Tinpo's offer beat out the Khan bid by 130 per cent. Tinpo's offer
will take the form of a takeover bid, with one of Tinpo's subsidiaries
set to acquire all of Western's outstanding shares. The offer, still
subject to regulatory approval, will be open for acceptance for at
least 35 days. Meanwhile, Khan Resources also gained on Tuesday,
climbing 24 cents, or 28.2 per cent, to C$1.09.
Finally, in global nuclear news, political leaders continued this week
to recognize the importance of nuclear power in the battle against
global warming.
In the UK, The Independent newspaper reported Prime Minister Gordon
Brown wants to accelerate the construction of at least eight nuclear
reactors and will set no limit on the number of reactors to be built
by private companies. The move trails worries of a potential energy
crisis in the UK if the country doesn't reduce its dependence on oil,
which continues to get astronomically more and more expensive.

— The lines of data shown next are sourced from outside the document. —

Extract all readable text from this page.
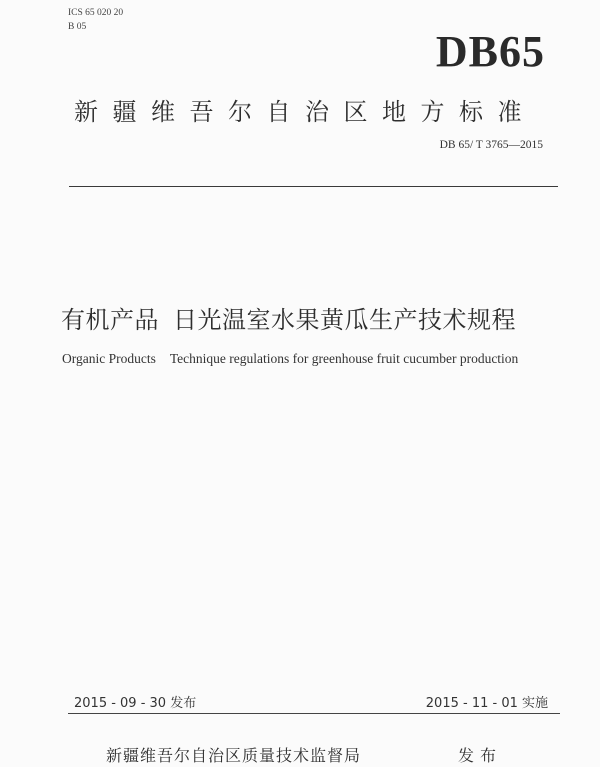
ICS 65 020 20
B 05	DB65
新疆维吾尔自治区地方标准
DB 65/ T 3765—2015
有机产品 日光温室水果黄瓜生产技术规程
Organic Products Technique regulations for greenhouse fruit cucumber production
2015 - 09 - 30 发布	2015 - 11 - 01 实施
新疆维吾尔自治区质量技术监督局	发布
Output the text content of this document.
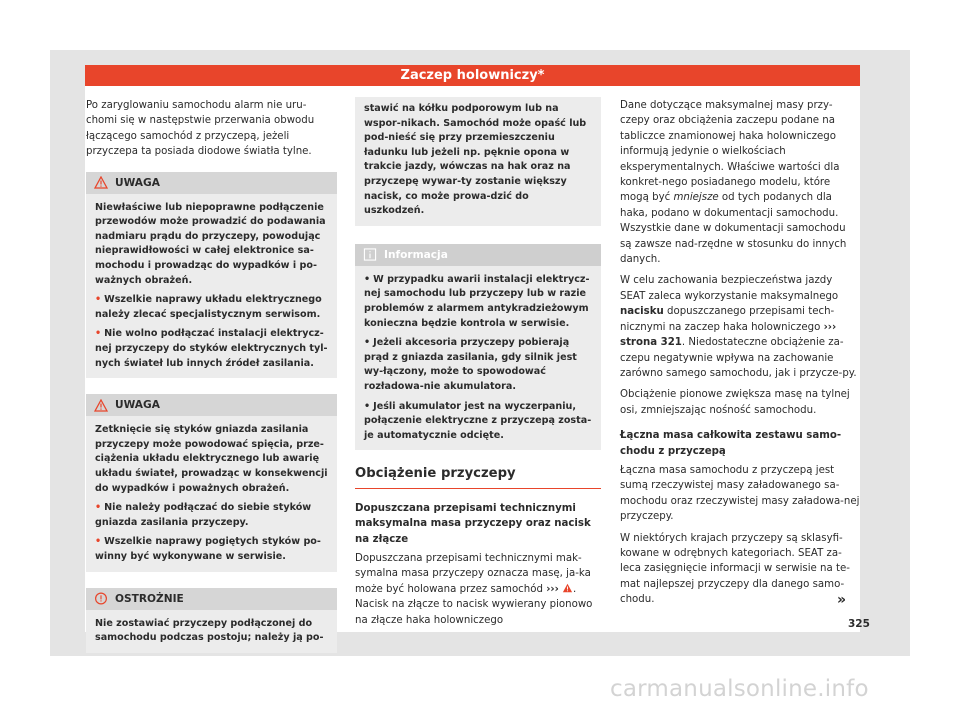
Zaczep holowniczy*

Po zaryglowaniu samochodu alarm nie uru-chomi się w następstwie przerwania obwodu łączącego samochód z przyczepą, jeżeli przyczepa ta posiada diodowe światła tylne.

UWAGA

Niewłaściwe lub niepoprawne podłączenie przewodów może prowadzić do podawania nadmiaru prądu do przyczepy, powodując nieprawidłowości w całej elektronice sa-mochodu i prowadząc do wypadków i po-ważnych obrażeń.

• Wszelkie naprawy układu elektrycznego należy zlecać specjalistycznym serwisom.

• Nie wolno podłączać instalacji elektrycz-nej przyczepy do styków elektrycznych tyl-nych świateł lub innych źródeł zasilania.

UWAGA

Zetknięcie się styków gniazda zasilania przyczepy może powodować spięcia, prze-ciążenia układu elektrycznego lub awarię układu świateł, prowadząc w konsekwencji do wypadków i poważnych obrażeń.

• Nie należy podłączać do siebie styków gniazda zasilania przyczepy.

• Wszelkie naprawy pogiętych styków po-winny być wykonywane w serwisie.

OSTROŻNIE

Nie zostawiać przyczepy podłączonej do samochodu podczas postoju; należy ją po-

stawić na kółku podporowym lub na wspor-nikach. Samochód może opaść lub pod-nieść się przy przemieszczeniu ładunku lub jeżeli np. pęknie opona w trakcie jazdy, wówczas na hak oraz na przyczepę wywar-ty zostanie większy nacisk, co może prowa-dzić do uszkodzeń.

Informacja

• W przypadku awarii instalacji elektrycz-nej samochodu lub przyczepy lub w razie problemów z alarmem antykradzieżowym konieczna będzie kontrola w serwisie.

• Jeżeli akcesoria przyczepy pobierają prąd z gniazda zasilania, gdy silnik jest wy-łączony, może to spowodować rozładowa-nie akumulatora.

• Jeśli akumulator jest na wyczerpaniu, połączenie elektryczne z przyczepą zosta-je automatycznie odcięte.

Obciążenie przyczepy

Dopuszczana przepisami technicznymi maksymalna masa przyczepy oraz nacisk na złącze

Dopuszczana przepisami technicznymi mak-symalna masa przyczepy oznacza masę, ja-ka może być holowana przez samochód ››› . Nacisk na złącze to nacisk wywierany pionowo na złącze haka holowniczego

Dane dotyczące maksymalnej masy przy-czepy oraz obciążenia zaczepu podane na tabliczce znamionowej haka holowniczego informują jedynie o wielkościach eksperymentalnych. Właściwe wartości dla konkret-nego posiadanego modelu, które mogą być mniejsze od tych podanych dla haka, podano w dokumentacji samochodu. Wszystkie dane w dokumentacji samochodu są zawsze nad-rzędne w stosunku do innych danych.

W celu zachowania bezpieczeństwa jazdy SEAT zaleca wykorzystanie maksymalnego nacisku dopuszczanego przepisami tech-nicznymi na zaczep haka holowniczego ››› strona 321. Niedostateczne obciążenie za-czepu negatywnie wpływa na zachowanie zarówno samego samochodu, jak i przycze-py.

Obciążenie pionowe zwiększa masę na tylnej osi, zmniejszając nośność samochodu.

Łączna masa całkowita zestawu samo-chodu z przyczepą

Łączna masa samochodu z przyczepą jest sumą rzeczywistej masy załadowanego sa-mochodu oraz rzeczywistej masy załadowa-nej przyczepy.

W niektórych krajach przyczepy są sklasyfi-kowane w odrębnych kategoriach. SEAT za-leca zasięgnięcie informacji w serwisie na te-mat najlepszej przyczepy dla danego samo-chodu.	»
325
carmanualsonline.info
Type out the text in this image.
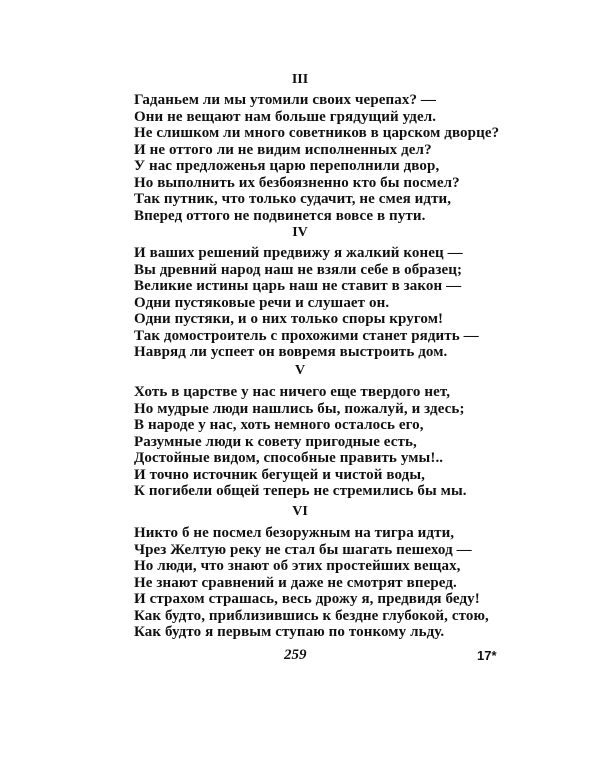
III
Гаданьем ли мы утомили своих черепах? —
Они не вещают нам больше грядущий удел.
Не слишком ли много советников в царском дворце?
И не оттого ли не видим исполненных дел?
У нас предложенья царю переполнили двор,
Но выполнить их безбоязненно кто бы посмел?
Так путник, что только судачит, не смея идти,
Вперед оттого не подвинется вовсе в пути.
IV
И ваших решений предвижу я жалкий конец —
Вы древний народ наш не взяли себе в образец;
Великие истины царь наш не ставит в закон —
Одни пустяковые речи и слушает он.
Одни пустяки, и о них только споры кругом!
Так домостроитель с прохожими станет рядить —
Навряд ли успеет он вовремя выстроить дом.
V
Хоть в царстве у нас ничего еще твердого нет,
Но мудрые люди нашлись бы, пожалуй, и здесь;
В народе у нас, хоть немного осталось его,
Разумные люди к совету пригодные есть,
Достойные видом, способные править умы!..
И точно источник бегущей и чистой воды,
К погибели общей теперь не стремились бы мы.
VI
Никто б не посмел безоружным на тигра идти,
Чрез Желтую реку не стал бы шагать пешеход —
Но люди, что знают об этих простейших вещах,
Не знают сравнений и даже не смотрят вперед.
И страхом страшась, весь дрожу я, предвидя беду!
Как будто, приблизившись к бездне глубокой, стою,
Как будто я первым ступаю по тонкому льду.
259	17*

And, over in Germany, Chancellor Angela Merkel announced a slowdown of
the country's planned phase-out of nuclear power. Merkel, like Brown,
is worried Germany will be unable to cut greenhouse gas emissions
without the help of nuclear reactors, which produce no carbon dioxide.
According to Agence France-Presse, Germany plans to take offline the
last of its nuclear reactors by 2020 under a plan approved by former
chancellor Gerhard Schroeder, but Merkel is rethinking the plan,
despite heavy fire from critics and political opponents.